Nuestro “cámara” a veces se pierde en la emoción del juego y no consigue grabar jugadas que puede apetecer recordar. Afortunadamente en la última visita al barrio de Horta ha conseguido “cazar” buenos momentos:
Aquí tenemos tres vídeos que terminan felizmente en canasta. Pero no sólo eso, en ellos podemos apreciar cómo el trabajo en equipo puede crear claras ocasiones para encestar. Atención continua con o sin pelota, defensa sin perder de vista el balón, anticipación en el juego y continuidad en nuestros movimientos. No es una jugadora que anota, es un equipo que potencia su juego en común.
Vídeo 1
Dudas de nuestro rival, recuperación del balón e inicio del contrataque levantando la vista para pasar a una compañera mejor situada. El avance se completa con un nuevo pase entre Carla y Laura para lograr una canasta fácil.
Vídeo 2
Atención a la defensa de nuestra número 11; Laura impide la progresión del rival cortando el paso de su adversaria contra la banda y cerrándole el avance. Su presión permite que Irene intercepte un pase y disponga de una oportunidad de entrar a canasta.
Vídeo 3
Sacamos y el equipo se abre creando espacios.
Atención, no abusemos de los botes; Irene consigue un pase rápido y, ya sin balón, se desmarca hacía canasta; Laura recibe y, sin perder un segundo, devuelve la pelota para conseguir una nueva oportunidad para anotar. ¡¡Buena asistencia, sí señor!!

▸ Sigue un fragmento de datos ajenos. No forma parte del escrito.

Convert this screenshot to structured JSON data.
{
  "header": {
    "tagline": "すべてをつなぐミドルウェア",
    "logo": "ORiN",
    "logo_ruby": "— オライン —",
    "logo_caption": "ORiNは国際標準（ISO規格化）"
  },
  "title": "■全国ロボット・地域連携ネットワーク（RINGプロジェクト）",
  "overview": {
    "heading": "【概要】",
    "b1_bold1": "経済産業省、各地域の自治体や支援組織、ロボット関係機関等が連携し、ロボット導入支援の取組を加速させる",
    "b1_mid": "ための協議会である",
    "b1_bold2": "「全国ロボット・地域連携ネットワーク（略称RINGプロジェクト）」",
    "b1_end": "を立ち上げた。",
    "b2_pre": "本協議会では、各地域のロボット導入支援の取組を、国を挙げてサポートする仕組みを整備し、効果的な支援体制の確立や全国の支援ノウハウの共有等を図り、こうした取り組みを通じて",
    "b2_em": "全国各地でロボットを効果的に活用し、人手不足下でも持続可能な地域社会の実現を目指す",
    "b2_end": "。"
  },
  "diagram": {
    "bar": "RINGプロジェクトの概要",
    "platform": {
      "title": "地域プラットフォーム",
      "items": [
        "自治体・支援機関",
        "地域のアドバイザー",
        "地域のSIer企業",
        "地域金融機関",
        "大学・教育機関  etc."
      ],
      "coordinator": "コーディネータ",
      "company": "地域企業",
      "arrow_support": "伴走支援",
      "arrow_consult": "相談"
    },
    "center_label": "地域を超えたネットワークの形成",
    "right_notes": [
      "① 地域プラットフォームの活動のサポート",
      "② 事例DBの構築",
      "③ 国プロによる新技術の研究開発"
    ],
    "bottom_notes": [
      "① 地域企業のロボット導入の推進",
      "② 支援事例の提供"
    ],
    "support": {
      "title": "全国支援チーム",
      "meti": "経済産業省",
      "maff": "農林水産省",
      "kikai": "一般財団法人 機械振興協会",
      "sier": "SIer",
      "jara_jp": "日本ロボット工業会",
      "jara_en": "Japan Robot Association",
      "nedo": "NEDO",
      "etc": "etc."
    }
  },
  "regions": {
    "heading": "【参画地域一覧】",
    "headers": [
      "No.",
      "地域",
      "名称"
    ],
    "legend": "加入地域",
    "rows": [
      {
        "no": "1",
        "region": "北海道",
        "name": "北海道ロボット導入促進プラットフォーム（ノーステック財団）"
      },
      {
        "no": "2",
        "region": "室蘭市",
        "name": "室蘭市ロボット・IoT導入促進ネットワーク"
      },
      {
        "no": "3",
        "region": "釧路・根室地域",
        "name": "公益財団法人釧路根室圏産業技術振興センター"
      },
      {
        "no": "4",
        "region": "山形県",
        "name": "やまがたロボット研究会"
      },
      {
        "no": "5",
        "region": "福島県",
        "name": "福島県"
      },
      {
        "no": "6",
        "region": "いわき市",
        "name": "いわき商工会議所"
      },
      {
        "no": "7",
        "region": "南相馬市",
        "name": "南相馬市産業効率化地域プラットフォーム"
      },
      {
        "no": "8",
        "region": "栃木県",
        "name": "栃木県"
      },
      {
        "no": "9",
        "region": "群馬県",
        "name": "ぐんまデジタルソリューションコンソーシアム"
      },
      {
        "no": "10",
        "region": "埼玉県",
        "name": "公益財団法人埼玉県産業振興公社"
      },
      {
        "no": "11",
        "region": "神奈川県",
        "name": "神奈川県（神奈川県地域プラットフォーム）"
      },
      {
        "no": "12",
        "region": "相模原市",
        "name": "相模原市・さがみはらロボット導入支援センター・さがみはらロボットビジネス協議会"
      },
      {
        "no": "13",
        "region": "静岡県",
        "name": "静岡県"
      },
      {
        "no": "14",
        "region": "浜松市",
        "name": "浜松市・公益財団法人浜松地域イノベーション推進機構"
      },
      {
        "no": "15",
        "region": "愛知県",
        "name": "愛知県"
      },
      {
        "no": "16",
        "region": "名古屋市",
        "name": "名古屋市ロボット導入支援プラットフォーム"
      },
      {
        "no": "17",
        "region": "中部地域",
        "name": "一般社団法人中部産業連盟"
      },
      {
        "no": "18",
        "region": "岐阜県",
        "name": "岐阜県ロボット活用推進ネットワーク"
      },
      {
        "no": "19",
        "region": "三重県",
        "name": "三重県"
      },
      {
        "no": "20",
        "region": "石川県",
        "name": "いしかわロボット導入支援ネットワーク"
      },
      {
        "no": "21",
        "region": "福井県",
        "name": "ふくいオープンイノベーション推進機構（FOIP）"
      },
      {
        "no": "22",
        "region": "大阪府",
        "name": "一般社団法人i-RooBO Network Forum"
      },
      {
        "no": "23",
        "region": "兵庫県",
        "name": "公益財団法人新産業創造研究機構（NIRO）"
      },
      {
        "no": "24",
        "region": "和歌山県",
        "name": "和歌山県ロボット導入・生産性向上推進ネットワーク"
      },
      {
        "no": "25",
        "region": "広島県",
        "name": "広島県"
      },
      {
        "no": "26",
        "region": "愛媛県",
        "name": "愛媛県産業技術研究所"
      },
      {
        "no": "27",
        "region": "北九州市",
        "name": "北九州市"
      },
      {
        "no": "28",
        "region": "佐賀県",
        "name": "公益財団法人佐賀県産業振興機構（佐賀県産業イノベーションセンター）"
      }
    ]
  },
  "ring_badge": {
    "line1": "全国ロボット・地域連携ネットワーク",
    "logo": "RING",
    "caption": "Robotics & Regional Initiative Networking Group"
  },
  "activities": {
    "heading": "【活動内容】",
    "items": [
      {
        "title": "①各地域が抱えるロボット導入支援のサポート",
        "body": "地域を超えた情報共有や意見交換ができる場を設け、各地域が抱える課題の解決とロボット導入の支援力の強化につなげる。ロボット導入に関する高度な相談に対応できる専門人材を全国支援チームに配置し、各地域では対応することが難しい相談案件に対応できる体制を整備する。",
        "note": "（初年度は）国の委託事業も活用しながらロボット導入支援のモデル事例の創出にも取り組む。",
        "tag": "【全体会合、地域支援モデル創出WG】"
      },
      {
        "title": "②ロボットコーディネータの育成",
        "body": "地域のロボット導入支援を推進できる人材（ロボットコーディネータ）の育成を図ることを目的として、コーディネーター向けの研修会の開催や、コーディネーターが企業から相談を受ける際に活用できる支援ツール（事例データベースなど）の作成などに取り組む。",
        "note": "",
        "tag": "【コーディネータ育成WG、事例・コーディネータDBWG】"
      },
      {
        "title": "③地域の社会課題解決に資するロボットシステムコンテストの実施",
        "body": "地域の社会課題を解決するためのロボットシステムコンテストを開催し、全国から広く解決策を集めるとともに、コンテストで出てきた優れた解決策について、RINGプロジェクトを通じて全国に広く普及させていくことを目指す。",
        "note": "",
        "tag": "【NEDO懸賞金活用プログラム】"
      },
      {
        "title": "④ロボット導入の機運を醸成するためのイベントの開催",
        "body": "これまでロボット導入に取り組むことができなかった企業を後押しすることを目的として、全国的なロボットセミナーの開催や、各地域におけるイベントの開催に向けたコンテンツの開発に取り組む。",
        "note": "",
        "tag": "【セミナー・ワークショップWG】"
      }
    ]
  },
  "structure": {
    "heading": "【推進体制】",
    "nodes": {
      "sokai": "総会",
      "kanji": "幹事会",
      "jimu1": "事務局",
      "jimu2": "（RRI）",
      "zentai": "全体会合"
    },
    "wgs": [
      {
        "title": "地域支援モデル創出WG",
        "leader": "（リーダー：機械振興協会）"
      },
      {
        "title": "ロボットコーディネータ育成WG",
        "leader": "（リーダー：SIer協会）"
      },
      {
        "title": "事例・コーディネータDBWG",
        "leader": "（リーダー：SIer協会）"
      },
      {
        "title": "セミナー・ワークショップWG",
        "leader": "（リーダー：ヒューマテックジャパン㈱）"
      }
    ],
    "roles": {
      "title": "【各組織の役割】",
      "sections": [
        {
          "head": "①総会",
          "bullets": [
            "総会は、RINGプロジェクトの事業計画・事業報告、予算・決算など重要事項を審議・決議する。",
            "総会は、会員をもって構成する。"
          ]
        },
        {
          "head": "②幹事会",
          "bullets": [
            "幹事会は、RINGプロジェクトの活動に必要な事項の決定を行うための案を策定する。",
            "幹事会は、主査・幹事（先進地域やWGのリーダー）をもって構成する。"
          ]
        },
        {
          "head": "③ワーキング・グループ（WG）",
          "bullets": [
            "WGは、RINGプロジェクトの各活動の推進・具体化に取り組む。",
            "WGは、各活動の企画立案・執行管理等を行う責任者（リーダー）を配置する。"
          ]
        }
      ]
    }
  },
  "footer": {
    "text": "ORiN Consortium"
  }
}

Un momento que todavía hay más.
Pongamos de propina un cuarto vídeo; una jugada donde no se trata de encestar sino de impedirlo.
La persecución de Laia, si bien no detiene el avance de una rival rapidísima, sí que impide que el contrataque termine con un tiro fácil: no hay canasta.
Sara que había decidido ‘continuar’ la jugada bien de cerca consigue el rebote con su oportuna presencia. Con la pelota en su poder inicia un nuevo ataque. Hemos evitado una canasta del equipo contrario y recuperado nuevamente la posesión del balón.